When Seattle-based musician Mike Hadreas, better known as Perfume Genius, dropped his fourth album “No Shape” this May, it didn’t take long for people to start buying what he was selling. Partly because what he was selling was totally ambiguous and fully, passionately queer. Hadreas’s vulnerable lyrics and gay-as-hell onstage persona were a refreshing kind of “fuck you” to a country that, in May, was still recovering from the ill effects of November’s election. “No Shape” is itself an album about recovery, relationships, and optimism…and no one can get enough. We sat down with Hadreas before the first wing of his next tour (alongside the British band The xx) begins in Los Angeles.
THE PRIDE: You’re having a pretty huge year. Are things rapidly changing for you?
I’ll probably know later. I haven’t been paying attention. [Laughs.] I just show up and do all of it. If I think too much about it, I could potentially freeze up. It’s such a strange thing because you have to stay creative and open and free, but it’s a lot of hard work at the same time and pretty rapid fire. You have to keep yourself in a weird headspace.
Not reading press,
Well, I read all the press in the very beginning.
But it’s all been so positive!
Yes. Any trolling has been very typical – just the same things I’ve done my whole life, even before I started doing music. It’s not that hard to stomach anymore.
You’ve been doing this for awhile, but this seems to be the year that people are taking notice. And it’s a weird year for the country.

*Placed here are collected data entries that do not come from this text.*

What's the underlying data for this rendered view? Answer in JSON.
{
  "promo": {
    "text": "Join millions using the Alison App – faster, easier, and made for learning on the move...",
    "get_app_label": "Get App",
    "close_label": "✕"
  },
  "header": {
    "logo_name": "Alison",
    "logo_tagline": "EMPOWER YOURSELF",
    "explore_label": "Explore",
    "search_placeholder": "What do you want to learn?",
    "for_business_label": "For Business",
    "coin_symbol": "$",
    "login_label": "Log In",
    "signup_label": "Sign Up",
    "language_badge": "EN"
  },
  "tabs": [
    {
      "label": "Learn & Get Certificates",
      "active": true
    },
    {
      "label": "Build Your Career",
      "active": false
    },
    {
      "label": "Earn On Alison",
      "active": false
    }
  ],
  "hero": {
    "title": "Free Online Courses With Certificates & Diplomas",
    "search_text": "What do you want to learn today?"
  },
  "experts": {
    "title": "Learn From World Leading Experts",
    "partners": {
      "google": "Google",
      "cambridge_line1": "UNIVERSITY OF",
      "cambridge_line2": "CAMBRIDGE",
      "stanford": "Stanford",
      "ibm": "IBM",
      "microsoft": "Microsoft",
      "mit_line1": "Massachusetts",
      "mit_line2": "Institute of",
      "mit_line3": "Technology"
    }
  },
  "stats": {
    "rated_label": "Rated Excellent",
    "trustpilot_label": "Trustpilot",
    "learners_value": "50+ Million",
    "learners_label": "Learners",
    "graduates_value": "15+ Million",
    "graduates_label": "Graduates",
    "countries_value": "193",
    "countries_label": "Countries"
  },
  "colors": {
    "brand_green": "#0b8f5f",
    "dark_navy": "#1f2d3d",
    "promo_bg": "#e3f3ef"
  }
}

It’s truly a dark time in America, it’s just horrible. And it’s only getting worse. I know people think of my show as a safe space, where they’ll be surrounded by accepting people. They know they’ll be around people who feel as much on the outside and as scared as they do, and as angry and sad about everything. But they’re all together. It feels a little more like a community at my shows. And I feel a goodness circulating there. I want my shows to be like that.
Do you have people telling you how you changed their lives?
Oh yeah. It’s intense. That’s the best part of it, too, but it’s intense. That’s the reason I’m doing all of it, really. I needed it so badly myself when I was growing up. I still do. Maybe it’s not as crucial now.
Whose music did you get that from when you were growing up?
I’ve always been a music nerd. I think Liz Phair, “Exile in Guyville” was huge. I heard it was I was 12 or 13 and it changed everything for me. I was listening to like, Ace of Base before that. Who were great, but didn’t change my life. Liz Phair changed what I thought music could be about. Also Patti Smith and P.J. Harvey growing up.
People are always talking about your vulnerability on stage. Did you get some of that from these women?
Yeah. They kind of shift it and turn it into something weaponized. Which is what I get off on. [Laughs.] Like P.J. Harvey’s intense makeup, the blue eyeshadow with the red lips. Like traditional glamour, Marilyn Monroe makeup but in a way that’s scary and in your face. She turned all that stuff that people tried to put on her and threw it right back at them.
Scary androgynous makeup is coming back. Is androgyny something you draw on?
I guess in a way. I don’t think about it as much, I guess since I’ve had to endlessly talk about it, it stopped becoming a natural thing for me. I do whatever I want. I can dress like a trucker one day and wear a gown the next. It’s a weird thing. I try not to be resentful about it because it’s essentially why I’m doing it – because those things were important for me to talk about. But this last album, I wasn’t thinking about it as a gender, gay manifesto. But at the same time, all of it’s there.
Perfume Genius will perform at the Glasshouse in Pomona on September 26 and at The Forum in Inglewood on September 29.